Cosa chiederete a loro e agli altri?
«Domandiamo e domanderemo un ritorno ad una politica industriale vera, che questo Paese ha smesso di fare da molto tempo, tranne qualche recente momento come la brillante strutturazione del modello di finanza agevolata improntata su Industria 4.0. La presenza e lo sviluppo del sistema manifatturiero è un elemento di forza e competitività per l’Italia e sostenere le imprese non è un regalo ma una necessità del Paese: come dice spesso il nostro presidente Bonomi, è una questione prioritaria di sicurezza nazionale».
Intanto, però, le aziende non possono attendere. Hanno bisogno adesso, subito. L’associazione come si sta muovendo?

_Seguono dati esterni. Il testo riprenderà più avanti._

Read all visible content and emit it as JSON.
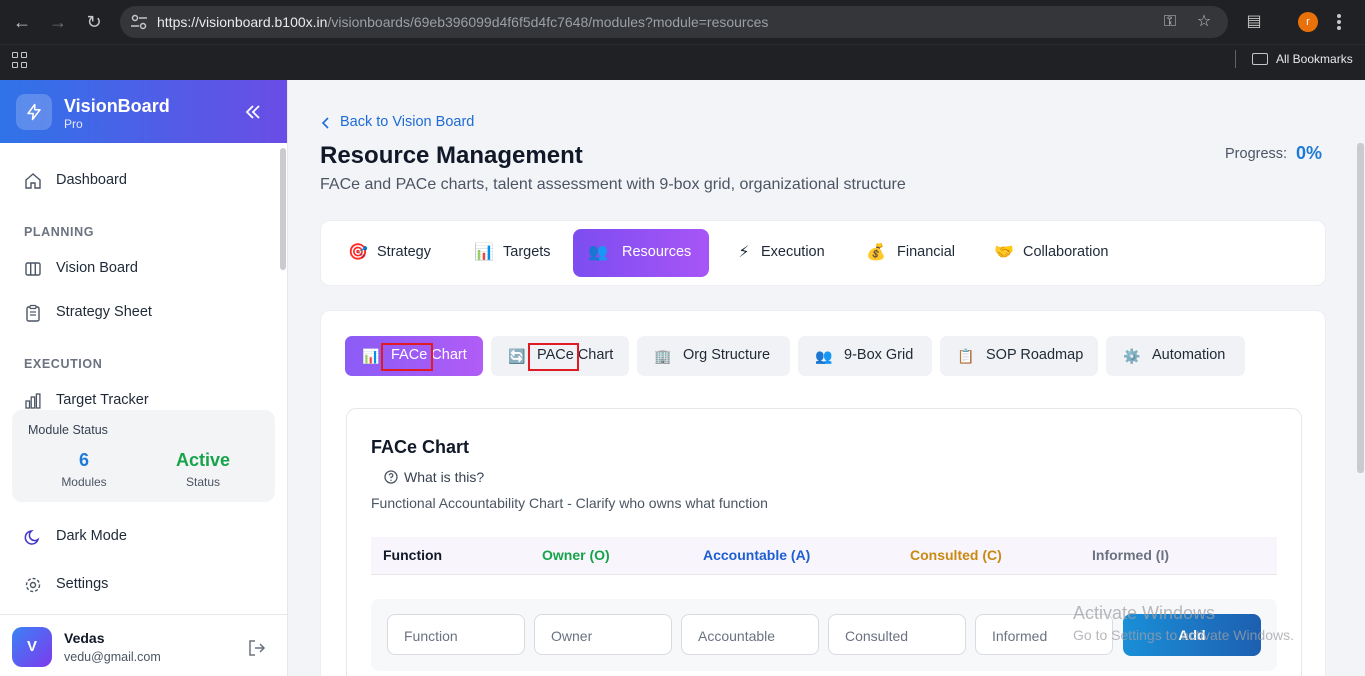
{
  "browser": {
    "url_host": "https://visionboard.b100x.in",
    "url_path": "/visionboards/69eb396099d4f6f5d4fc7648/modules?module=resources",
    "profile_initial": "r",
    "bookmarks_label": "All Bookmarks"
  },
  "sidebar": {
    "brand": "VisionBoard",
    "brand_sub": "Pro",
    "dashboard": "Dashboard",
    "planning_header": "PLANNING",
    "vision_board": "Vision Board",
    "strategy_sheet": "Strategy Sheet",
    "execution_header": "EXECUTION",
    "target_tracker": "Target Tracker",
    "status": {
      "title": "Module Status",
      "modules_value": "6",
      "modules_label": "Modules",
      "status_value": "Active",
      "status_label": "Status",
      "modules_color": "#1d7ad6",
      "status_color": "#16a34a"
    },
    "dark_mode": "Dark Mode",
    "settings": "Settings",
    "user": {
      "initial": "V",
      "name": "Vedas",
      "email": "vedu@gmail.com"
    }
  },
  "main": {
    "back_label": "Back to Vision Board",
    "title": "Resource Management",
    "subtitle": "FACe and PACe charts, talent assessment with 9-box grid, organizational structure",
    "progress_label": "Progress:",
    "progress_value": "0%",
    "tabs": [
      {
        "label": "Strategy",
        "icon": "dart-icon",
        "glyph": "🎯"
      },
      {
        "label": "Targets",
        "icon": "bar-chart-icon",
        "glyph": "📊"
      },
      {
        "label": "Resources",
        "icon": "people-icon",
        "glyph": "👥",
        "active": true
      },
      {
        "label": "Execution",
        "icon": "lightning-icon",
        "glyph": "⚡"
      },
      {
        "label": "Financial",
        "icon": "money-bag-icon",
        "glyph": "💰"
      },
      {
        "label": "Collaboration",
        "icon": "handshake-icon",
        "glyph": "🤝"
      }
    ],
    "subtabs": [
      {
        "label": "FACe Chart",
        "icon": "bar-chart-icon",
        "glyph": "📊",
        "active": true
      },
      {
        "label": "PACe Chart",
        "icon": "refresh-icon",
        "glyph": "🔄"
      },
      {
        "label": "Org Structure",
        "icon": "building-icon",
        "glyph": "🏢"
      },
      {
        "label": "9-Box Grid",
        "icon": "people-icon",
        "glyph": "👥"
      },
      {
        "label": "SOP Roadmap",
        "icon": "clipboard-icon",
        "glyph": "📋"
      },
      {
        "label": "Automation",
        "icon": "gear-icon",
        "glyph": "⚙️"
      }
    ],
    "card": {
      "title": "FACe Chart",
      "help": "What is this?",
      "description": "Functional Accountability Chart - Clarify who owns what function",
      "columns": [
        {
          "label": "Function",
          "color": "#111827"
        },
        {
          "label": "Owner (O)",
          "color": "#16a34a"
        },
        {
          "label": "Accountable (A)",
          "color": "#1d5fd0"
        },
        {
          "label": "Consulted (C)",
          "color": "#c98a12"
        },
        {
          "label": "Informed (I)",
          "color": "#6b7280"
        }
      ],
      "inputs": [
        "Function",
        "Owner",
        "Accountable",
        "Consulted",
        "Informed"
      ],
      "add_label": "Add"
    }
  },
  "watermark": {
    "line1": "Activate Windows",
    "line2": "Go to Settings to activate Windows."
  }
}
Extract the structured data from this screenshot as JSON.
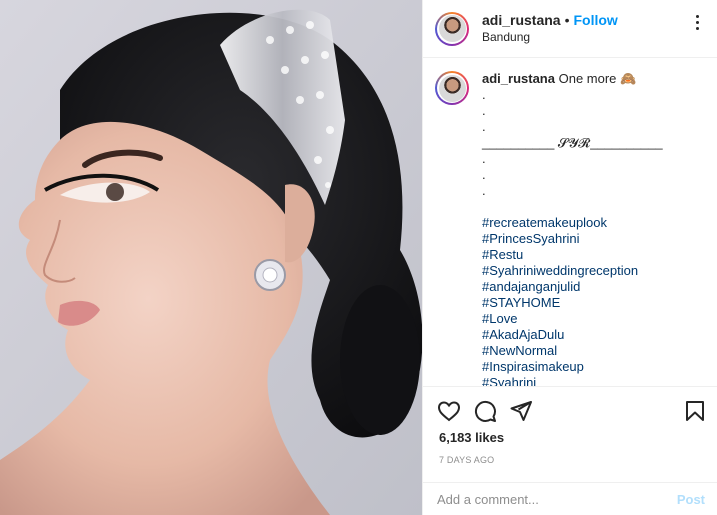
{
  "header": {
    "username": "adi_rustana",
    "separator": "•",
    "follow_label": "Follow",
    "location": "Bandung",
    "more_icon": "more-options-icon"
  },
  "caption": {
    "username": "adi_rustana",
    "text": "One more",
    "emoji": "🙈",
    "lines": [
      ".",
      ".",
      ".",
      "__________ 𝓢𝓨𝓡__________",
      ".",
      ".",
      "."
    ],
    "hashtags": [
      "#recreatemakeuplook",
      "#PrincesSyahrini",
      "#Restu",
      "#Syahriniweddingreception",
      "#andajanganjulid",
      "#STAYHOME",
      "#Love",
      "#AkadAjaDulu",
      "#NewNormal",
      "#Inspirasimakeup",
      "#Syahrini"
    ]
  },
  "actions": {
    "like_icon": "heart-icon",
    "comment_icon": "comment-icon",
    "share_icon": "share-icon",
    "save_icon": "bookmark-icon"
  },
  "likes": "6,183 likes",
  "time_ago": "7 DAYS AGO",
  "comment_box": {
    "placeholder": "Add a comment...",
    "post_label": "Post"
  },
  "colors": {
    "follow": "#0095f6",
    "hashtag": "#00376b",
    "muted": "#8e8e8e",
    "post_disabled": "#b2dffc"
  }
}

«Ci muoviamo su più fronti e con un unico obiettivo: essere vicini alle imprese aiutandole concretamente nella ricerca di soluzioni operative da attuare per attenuare la situazione contingente. L’associazione ha un consorzio dell’energia che lavora molto bene e che registra 60 aziende consorziate. Come avevamo fatto nel periodo di emergenza Covid-19 forniamo aggiornamenti quotidiani agli associati con indicazioni sull’andamento dei mercati; abbiamo attivato survey sul tema del caro bollette che ci permettono di approfondire l’argomento sul territorio; realizzeremo un vademecum che possa essere utile agli associati nel percorso di indirizzo nelle scelte di altre fonti di approvvigionamento energetico e gli impatti economici e burocratici ad esse correlati. Valuteremo infine con le autorità competenti un continuo contatto e aggiornamento rispetto alle procedure per gli investimenti sulle fonti rinnovabili». Sperando di non restare, ancora una volta, inascoltati: tempo per rimediare non ce ne sarebbe più.